Kirin has ended its ill-fated venture in Brazil with the $704 million sale of its struggling business to Heineken, as the Japanese brewer shifts its overseas spending to Southeast Asia.

The deal, announced on monday (13), will make Heineken the second-largest beer company in Brazil with a 17 per cent market share, allowing the Dutch brewer to challenge the dominance of rival Anheuser-Busch InBev in its biggest market.

Kirin entered Brazil, the world's third-biggest beer market, in 2011 with the $3.9 billion acquisition of family-owned Schincariol as it sought to expand beyond its home market.

But the purchase weighed on Kirin's performance, as the Brazilian economy suffered a sharp slowdown. The Japanese group was also forced into a battle for control of the group by some members of the Schincariol family who had sought a court injunction against the acquisition.

Kirin's beer volume sales in Brazil have fallen 25 per cent since 2012 and in 2015 the group posted its first annual net loss since it listed in 1949, after struggling to turn round the Brazilian business. The unit reported an operating loss of $163 million in 2015, which narrowed to $284 million last year.

In a statement yesterday, Kirin said it had reached the conclusion "that there are limitations in transforming Brasil Kirin into a sustainable and high-profitable business on its own".

Kirin's Brazil troubles had prompted it to shun big acquisitions in recent years. But the group has signalled it will continue to invest in Southeast Asia where it owns a 48 per cent stake in San Miguel Brewery in the Philippines.

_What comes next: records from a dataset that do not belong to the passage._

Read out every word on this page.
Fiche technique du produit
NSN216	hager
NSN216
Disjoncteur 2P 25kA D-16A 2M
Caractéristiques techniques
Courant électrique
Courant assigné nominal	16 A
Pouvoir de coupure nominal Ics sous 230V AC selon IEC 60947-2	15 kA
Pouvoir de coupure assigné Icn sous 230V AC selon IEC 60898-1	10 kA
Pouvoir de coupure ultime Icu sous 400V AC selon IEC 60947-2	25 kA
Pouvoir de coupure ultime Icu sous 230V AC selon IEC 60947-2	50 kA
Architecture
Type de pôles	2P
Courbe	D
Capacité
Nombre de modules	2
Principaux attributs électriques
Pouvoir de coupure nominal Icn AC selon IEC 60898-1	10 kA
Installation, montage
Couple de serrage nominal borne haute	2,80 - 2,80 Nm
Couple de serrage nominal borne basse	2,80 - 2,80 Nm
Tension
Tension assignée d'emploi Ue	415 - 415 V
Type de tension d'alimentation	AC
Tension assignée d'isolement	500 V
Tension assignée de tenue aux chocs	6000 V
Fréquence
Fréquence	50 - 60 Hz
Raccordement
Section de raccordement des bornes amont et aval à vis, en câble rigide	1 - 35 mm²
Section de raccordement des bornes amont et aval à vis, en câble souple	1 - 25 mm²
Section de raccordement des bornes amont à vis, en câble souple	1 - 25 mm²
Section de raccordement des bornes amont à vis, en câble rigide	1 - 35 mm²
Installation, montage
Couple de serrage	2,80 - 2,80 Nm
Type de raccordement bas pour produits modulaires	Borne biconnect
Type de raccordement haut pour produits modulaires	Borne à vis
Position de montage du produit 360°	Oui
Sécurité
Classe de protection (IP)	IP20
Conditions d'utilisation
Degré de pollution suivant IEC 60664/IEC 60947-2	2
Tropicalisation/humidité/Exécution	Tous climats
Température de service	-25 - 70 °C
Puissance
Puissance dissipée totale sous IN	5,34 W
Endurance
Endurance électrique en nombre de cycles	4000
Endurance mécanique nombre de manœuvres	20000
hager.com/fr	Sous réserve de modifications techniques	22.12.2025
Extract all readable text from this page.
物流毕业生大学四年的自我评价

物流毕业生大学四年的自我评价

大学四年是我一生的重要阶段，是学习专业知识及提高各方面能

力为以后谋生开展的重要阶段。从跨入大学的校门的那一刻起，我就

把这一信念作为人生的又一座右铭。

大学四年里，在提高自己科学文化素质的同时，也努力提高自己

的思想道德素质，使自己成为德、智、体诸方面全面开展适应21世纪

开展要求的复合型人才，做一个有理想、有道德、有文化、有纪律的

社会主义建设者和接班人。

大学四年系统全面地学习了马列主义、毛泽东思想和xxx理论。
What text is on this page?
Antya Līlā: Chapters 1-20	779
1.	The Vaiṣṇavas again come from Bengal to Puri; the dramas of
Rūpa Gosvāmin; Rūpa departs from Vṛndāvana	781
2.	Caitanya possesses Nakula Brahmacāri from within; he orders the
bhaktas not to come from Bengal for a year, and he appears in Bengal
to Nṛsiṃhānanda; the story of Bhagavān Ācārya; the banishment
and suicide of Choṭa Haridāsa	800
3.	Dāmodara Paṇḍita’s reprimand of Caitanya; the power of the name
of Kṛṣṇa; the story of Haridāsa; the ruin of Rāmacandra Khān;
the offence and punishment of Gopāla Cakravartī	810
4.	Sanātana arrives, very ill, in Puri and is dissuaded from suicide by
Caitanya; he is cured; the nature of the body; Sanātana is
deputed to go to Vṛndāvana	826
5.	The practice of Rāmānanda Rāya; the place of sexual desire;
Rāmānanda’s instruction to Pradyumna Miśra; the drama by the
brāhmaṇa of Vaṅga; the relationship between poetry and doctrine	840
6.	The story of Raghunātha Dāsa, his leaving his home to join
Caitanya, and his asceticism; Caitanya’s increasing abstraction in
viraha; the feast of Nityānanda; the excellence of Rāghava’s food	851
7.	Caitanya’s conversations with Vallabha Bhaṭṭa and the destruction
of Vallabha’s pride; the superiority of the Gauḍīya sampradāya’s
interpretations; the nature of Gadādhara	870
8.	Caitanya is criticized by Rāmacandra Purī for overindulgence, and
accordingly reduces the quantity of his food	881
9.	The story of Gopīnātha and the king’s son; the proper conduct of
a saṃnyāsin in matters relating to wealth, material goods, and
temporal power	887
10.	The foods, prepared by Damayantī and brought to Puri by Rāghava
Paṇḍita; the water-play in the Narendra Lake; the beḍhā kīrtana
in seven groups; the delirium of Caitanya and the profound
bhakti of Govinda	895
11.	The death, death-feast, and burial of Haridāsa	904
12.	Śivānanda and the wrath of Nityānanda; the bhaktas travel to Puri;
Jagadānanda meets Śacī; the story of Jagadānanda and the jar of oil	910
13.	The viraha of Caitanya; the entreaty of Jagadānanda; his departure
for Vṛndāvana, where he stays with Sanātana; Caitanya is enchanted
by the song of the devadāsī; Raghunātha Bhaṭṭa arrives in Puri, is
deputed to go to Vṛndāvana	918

Together with the sale of the Brazilian unit, the brewer said it had also agreed to invest $4.3 million to take a majority stake in Mandalay Brewery of Myanmar. The deal further cements its foothold in the fast-growing market following its $560 million purchase of Fraser and Neave's 55 per cent stake in Myanmar Brewery in 2015.

Despite difficult economic conditions in Brazil, Heineken said the longer-term fundamentals of the country's beer market were attractive because of the country's expanding population.

"This transaction marks a step-change in scale in an exciting beer market, building on our success to date in the premium segment and strengthening our platform for future growth," said Jean-François van Boxmeer, Heineken chief executive.